In traditional horror literature, when the females are stronger than the males, they are frequently depicted as sexually depraved monsters who indulge in exhibitionism and sadism. Not true in monstrous motherhood. These women have no need for sex or procreation — their work is already done. When the female is able to transcend these predefined gender roles, she has the potential to be both feminine and masculine, and to be as nurturing and protective as she is dominant and aggressive. These females then become a threat by simply proving they can be stronger or more powerful than any male — a concept which Freudian theory claims a man is incapable of enduring — and the mother becomes a monster more frightening than any supernatural beast.
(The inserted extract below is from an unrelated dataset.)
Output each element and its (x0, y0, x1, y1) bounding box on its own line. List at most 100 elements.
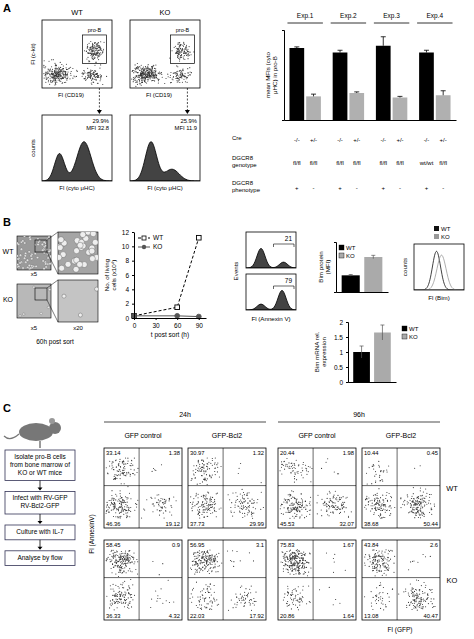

“The mother is the monster” is not a typically common horror trope, at least not when compared to the use of women as victims or sexual objects, but a number of modern horror writers and directors are becoming increasingly aware that it is a chillingly effective one. The bond between a mother and child forms one of the strongest emotional ties in human nature and exploring those feelings through horrific narratives awakens a primal terror within us. An anxiety that suggests that if we cannot even trust our own mothers to nurture and protect us, nothing in our lives is truly safe.